A similar and not unrelated argument has been voiced many times before: you know, that one about how the way to reduce sexual violence would be for women to refrain from dressing in a way that provokes unwanted attention from men.
We believe in individual accountability, we do. It really is one of the things that underpins true equality of the sexes.
But accountability does not mean shifting responsibility from the perpetrator to the victim.
We also don’t believe that a campaign asking men to stand up and speak out against domestic violence, against any abuse of women, in any way belittles the need for men to feel the same security and sanctity in their own lives.
If anything, it upholds security and sanctity for both sexes because it empowers men to make better choices; to validate the good and honourable choices that most men make in their relationships with women every day.
You’re out there.
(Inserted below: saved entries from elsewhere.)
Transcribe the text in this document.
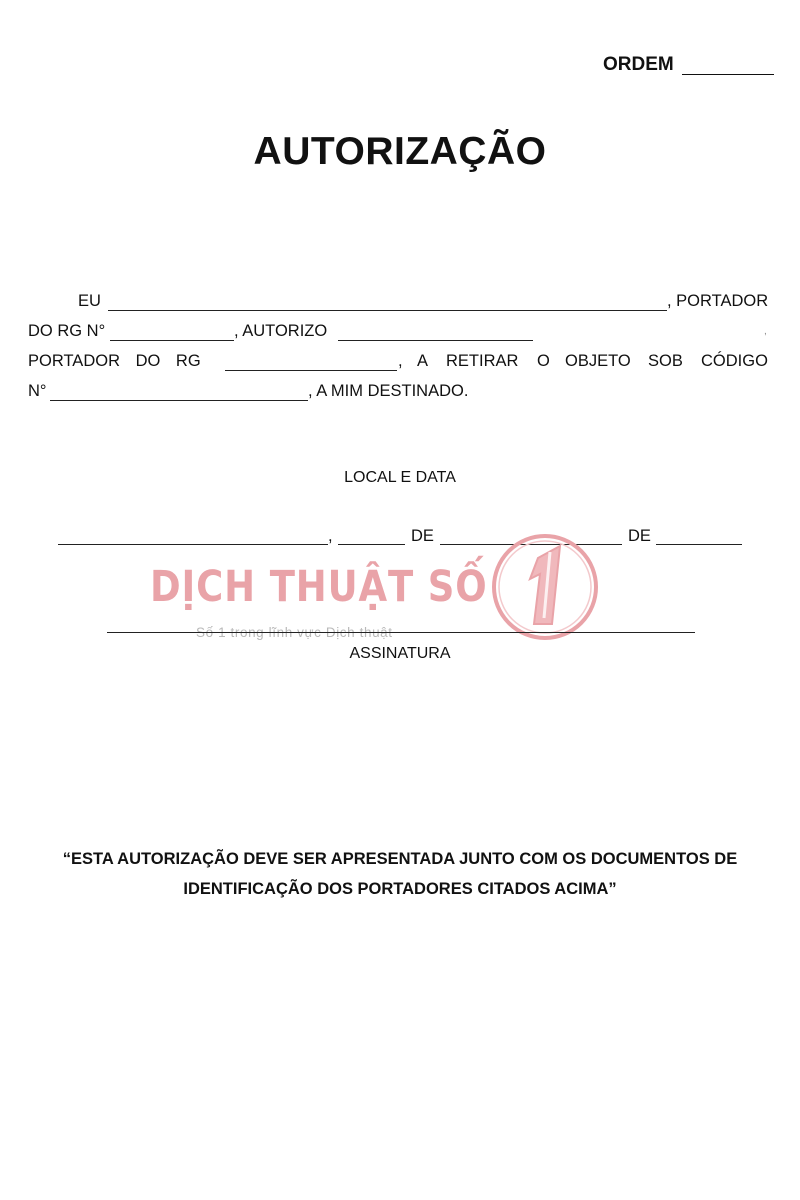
ORDEM
AUTORIZAÇÃO
EU	, PORTADOR
DO RG N°	, AUTORIZO	,
PORTADOR DO RG	, A RETIRAR O OBJETO SOB CÓDIGO
N°	, A MIM DESTINADO.
LOCAL E DATA
,	DE	DE
DỊCH THUẬT SỐ
Số 1 trong lĩnh vực Dịch thuật
ASSINATURA
“ESTA AUTORIZAÇÃO DEVE SER APRESENTADA JUNTO COM OS DOCUMENTOS DE
IDENTIFICAÇÃO DOS PORTADORES CITADOS ACIMA”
We know you. We see you. We thank you. We love you.
Domestic violence is a complex issue, so it is as much an issue for men as it is for women. Men aren’t being asked, or told, to “fix it”, just to start a conversation about how it hurts and what can be done to stop that hurt, because it hurts us all.
Women are the ones copping the physical and mental abuse, at home and even at times in public: the statistics tell us so.
Seventy eight women are dead from domestic abuse this year alone.
Just as worrying is that many of the younger generations who follow, and so model the behaviours and values of those who go before them, have been desensitised to interpersonal violence to the point they accept it, studies show.
We all have work to do. We all can strive to be the bigger, better, best version of ourselves that we can be. We owe it to ourselves, to our family and friends, to the present and future community in which our actions are a legacy.
Talk about it. Argue about it without being angry about it. Start a conversation that tells your family, your friends, your colleagues, that violence in the home is not OK and it doesn’t have to be that way.
More than ever we have professionals - doctors, counsellors, solicitors, support groups, you name it - who can help each of us overcome the difficulties in our lives that too often manifest as abuse of the ones we should love most.
One step at a time, we can get there. Take that first step today by joining the walk from the corner of Auburn and Verner streets a little after 11am. Men, women, children: come one, come all. It’s for everyone’s sake.